Es ist gut, dass Lensch immerhin zur Kenntnis nimmt, dass der Preis von 35 Euro den im Regelbedarf vorgesehenen Anteil übersteigt, eine Aussage, die in den genannten Veröffentlichungen – auch des Oberbürgermeisters – regelmäßig zu kurz kommt. Das insgesamt dreijährige Projekt soll „Perspektiven für die weitere Entwicklung der Sondermonatskarte“ ergeben. Hartz IV aber wurde am 19.12.2003 beschlossen, trat am 1.1.2005 in Kraft und wurde nach dem 9.02.2010, dem Bundesverfassungsgerichtsurteil, welches uns das Grundrecht auf Gewährleistung eines menschenwürdigen Existenzminimums brachte, zwischendurch noch einmal ordentlich aufgewirbelt. DIE GANZE ZEIT lag der Preis des Mainzer Pseudo-„Sozialtickets“ dramatisch über dem im Regelbedarf vorgesehenen Anteil und wird weiterhin darüber liegen. Wer KEINE PERSPEKTIVE hat, sind und bleiben also die Betroffenen, die eine brauchbare Mobilität nur mit den Betrag übersteigenden Eigenmitteln erzielen können und ansonsten mit Mängeln an Mobilität und Teilhabe, mit ihrer Selbstexklusion (zusätzlich zur staatlich gewollten Exklusion) oder sogar mit illegalen Nothilfe-Mitteln wie dem Schwarzfahren umgehen müssen. Als Andreas Behringer (SPD) den Stadtrat nach der Sitzung am 21.11.2018 verließ und mich erblickte, sagte er scherzhaft: „Mit dem Schwarzfahren ist dann aber Schluss!“

Doch, nein: Das Schwarzfahren für Gerechtigkeit wird auch 2019 bruchlos fortgeführt, um das Grundrecht auf Mobilität in Anspruch zu nehmen, weil ein rechtfertigender Notstand nach § 34 StGB vorliegt und es das einzige Mittel ist, mit dem – bei hinreichender Resonanz in der Presse und der Öffentlichkeit – klar gemacht werden kann, dass einerseits die betroffenen Menschen SOFORT eine Perspektive brauchen und andererseits die verstrichene Zeit seit der „Gestaltung“ des Desasters Hartz IV für die Sammlung empirischer Daten, Projektstudien, Best Practice-Richtlinien und das Begehen der berühmten Wege, die sich eröffnen, wenn man einen Willen vorweisen kann, längst dicke, dicke hätte reichen müssen!

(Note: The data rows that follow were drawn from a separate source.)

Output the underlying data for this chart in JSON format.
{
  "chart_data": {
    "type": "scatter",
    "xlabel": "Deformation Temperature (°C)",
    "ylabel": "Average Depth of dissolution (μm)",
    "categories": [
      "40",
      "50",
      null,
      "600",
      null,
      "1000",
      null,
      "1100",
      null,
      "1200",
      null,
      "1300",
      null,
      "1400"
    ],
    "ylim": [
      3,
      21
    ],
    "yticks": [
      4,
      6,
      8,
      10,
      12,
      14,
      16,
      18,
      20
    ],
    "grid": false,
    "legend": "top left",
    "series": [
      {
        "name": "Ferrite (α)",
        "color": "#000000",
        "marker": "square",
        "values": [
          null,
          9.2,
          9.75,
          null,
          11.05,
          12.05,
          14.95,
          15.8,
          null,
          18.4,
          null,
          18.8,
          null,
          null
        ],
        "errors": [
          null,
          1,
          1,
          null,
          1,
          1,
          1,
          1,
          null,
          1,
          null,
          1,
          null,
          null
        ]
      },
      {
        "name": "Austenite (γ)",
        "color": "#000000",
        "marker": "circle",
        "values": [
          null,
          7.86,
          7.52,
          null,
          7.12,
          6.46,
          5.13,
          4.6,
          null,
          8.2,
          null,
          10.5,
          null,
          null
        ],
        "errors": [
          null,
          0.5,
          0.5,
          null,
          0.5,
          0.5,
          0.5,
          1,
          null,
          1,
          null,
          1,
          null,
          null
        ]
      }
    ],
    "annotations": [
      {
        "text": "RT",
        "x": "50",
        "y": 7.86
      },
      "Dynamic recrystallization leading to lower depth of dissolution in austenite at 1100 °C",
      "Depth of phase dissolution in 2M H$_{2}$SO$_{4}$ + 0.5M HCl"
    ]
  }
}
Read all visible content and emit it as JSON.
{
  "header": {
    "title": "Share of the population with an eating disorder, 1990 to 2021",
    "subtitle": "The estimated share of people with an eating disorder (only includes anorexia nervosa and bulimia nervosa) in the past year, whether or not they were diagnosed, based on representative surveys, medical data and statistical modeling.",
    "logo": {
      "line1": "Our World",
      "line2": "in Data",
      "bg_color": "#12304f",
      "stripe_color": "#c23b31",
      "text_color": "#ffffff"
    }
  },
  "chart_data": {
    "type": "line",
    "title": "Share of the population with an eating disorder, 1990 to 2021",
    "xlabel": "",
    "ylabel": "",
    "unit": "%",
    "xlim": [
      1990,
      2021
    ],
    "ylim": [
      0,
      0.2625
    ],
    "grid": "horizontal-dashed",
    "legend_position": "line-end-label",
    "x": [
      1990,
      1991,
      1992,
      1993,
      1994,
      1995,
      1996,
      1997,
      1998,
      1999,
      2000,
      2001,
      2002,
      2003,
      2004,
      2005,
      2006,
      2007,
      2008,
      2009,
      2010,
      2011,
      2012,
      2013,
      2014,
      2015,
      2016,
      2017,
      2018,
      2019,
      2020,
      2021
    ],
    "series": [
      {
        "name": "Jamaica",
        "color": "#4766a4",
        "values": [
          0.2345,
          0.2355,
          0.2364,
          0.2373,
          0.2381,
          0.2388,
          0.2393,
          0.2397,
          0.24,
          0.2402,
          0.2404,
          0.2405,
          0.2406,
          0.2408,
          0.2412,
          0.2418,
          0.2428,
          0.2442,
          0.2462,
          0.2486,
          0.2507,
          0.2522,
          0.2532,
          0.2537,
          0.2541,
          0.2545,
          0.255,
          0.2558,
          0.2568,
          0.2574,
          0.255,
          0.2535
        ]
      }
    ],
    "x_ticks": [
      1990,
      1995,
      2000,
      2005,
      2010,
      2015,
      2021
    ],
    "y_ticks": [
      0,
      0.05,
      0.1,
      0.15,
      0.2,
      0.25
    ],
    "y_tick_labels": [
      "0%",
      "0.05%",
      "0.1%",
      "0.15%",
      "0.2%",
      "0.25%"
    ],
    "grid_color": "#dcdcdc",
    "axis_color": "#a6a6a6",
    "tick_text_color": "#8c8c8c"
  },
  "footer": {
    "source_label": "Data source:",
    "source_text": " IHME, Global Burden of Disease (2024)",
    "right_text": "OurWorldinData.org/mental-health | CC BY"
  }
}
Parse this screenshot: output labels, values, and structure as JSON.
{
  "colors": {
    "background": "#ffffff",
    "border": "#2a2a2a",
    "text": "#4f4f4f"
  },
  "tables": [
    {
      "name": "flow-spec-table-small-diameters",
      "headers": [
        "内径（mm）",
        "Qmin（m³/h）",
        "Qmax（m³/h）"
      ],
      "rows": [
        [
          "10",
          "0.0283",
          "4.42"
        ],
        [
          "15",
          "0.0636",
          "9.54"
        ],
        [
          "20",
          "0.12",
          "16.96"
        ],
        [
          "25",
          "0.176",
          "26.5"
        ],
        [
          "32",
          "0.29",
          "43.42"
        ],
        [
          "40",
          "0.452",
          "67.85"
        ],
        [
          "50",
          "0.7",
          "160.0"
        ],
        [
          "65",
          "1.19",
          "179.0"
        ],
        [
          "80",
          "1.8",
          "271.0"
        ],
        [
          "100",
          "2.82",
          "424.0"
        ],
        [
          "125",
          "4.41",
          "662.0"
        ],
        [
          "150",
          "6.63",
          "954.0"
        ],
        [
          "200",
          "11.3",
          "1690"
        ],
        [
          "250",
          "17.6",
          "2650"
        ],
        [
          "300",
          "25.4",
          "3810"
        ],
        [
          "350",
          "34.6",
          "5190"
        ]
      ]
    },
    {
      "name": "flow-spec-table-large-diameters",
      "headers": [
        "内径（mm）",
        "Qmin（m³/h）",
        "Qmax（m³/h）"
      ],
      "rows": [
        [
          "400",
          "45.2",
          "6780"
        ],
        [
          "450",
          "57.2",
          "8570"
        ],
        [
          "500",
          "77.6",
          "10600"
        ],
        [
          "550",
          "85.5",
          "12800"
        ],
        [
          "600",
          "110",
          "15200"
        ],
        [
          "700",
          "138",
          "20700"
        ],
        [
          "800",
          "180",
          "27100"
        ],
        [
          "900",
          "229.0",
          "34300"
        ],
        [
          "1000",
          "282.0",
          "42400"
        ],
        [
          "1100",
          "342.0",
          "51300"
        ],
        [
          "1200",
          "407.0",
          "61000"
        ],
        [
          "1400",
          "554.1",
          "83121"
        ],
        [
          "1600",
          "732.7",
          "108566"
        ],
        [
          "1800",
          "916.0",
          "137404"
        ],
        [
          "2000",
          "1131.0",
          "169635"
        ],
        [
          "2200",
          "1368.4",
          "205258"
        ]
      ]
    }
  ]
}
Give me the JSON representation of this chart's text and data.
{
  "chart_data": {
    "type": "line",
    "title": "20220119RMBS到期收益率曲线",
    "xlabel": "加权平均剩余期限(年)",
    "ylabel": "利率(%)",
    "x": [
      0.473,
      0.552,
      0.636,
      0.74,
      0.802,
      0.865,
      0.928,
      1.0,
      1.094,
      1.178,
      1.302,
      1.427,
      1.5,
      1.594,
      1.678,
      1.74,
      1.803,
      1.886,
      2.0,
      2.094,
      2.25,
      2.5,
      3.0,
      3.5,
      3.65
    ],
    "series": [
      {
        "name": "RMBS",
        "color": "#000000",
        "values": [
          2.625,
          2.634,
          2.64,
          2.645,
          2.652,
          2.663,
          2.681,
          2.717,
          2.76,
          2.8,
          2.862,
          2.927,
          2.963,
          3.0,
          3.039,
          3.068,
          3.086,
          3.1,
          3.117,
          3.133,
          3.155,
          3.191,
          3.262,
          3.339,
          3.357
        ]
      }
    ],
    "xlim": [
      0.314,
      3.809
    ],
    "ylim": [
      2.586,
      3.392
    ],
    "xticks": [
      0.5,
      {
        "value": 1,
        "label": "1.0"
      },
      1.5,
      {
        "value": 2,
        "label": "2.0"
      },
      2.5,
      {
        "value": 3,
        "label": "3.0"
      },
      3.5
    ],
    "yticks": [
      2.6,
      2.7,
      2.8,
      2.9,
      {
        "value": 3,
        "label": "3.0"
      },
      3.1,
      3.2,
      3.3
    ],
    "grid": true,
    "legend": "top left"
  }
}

Mit dem heutigen 25. Januar 2019 erfülle ich mir meinen grundrechtlichen Anspruch auf Mobilität und Teilhabe seit zehn Jahren mittels Schwarzfahren für Gerechtigkeit, ein Jubiläum, das nicht wirklich zum Feiern einlädt und das ich mir, Ihnen allen und vor allem den Betroffenen gerne erspart hätte, wenn die Mainzer Politik nur etwas beweglicher im Geiste wäre; wieder sehen wir, wie wichtig aktiv , auch geistige Mobilität ist.

Wir jedenfalls werden diesen tapferen Widerstand gegen asoziale Politik mit Sicherheit würdig zu begehen wissen! Und wir werden ihn fortsetzen, bis zumindest eine menschenwürdige Lösung umgesetzt ist!

Manfred Bartl

Schwarzfahrer für Gerechtigkeit

Sprecher der Mainzer Initiative gegen HARTZ IV

Mitglied im Bündnis “Mobilität für alle!” – Ein Sozialticket für Rheinland-Pfalz – mit VdK, DGB, ver.di, LIGA, PARITÄTISCHEM, LINKE HILFE Mainz e.V., EVG, BUND, Mainzer Initiative gegen HARTZ IV uvm.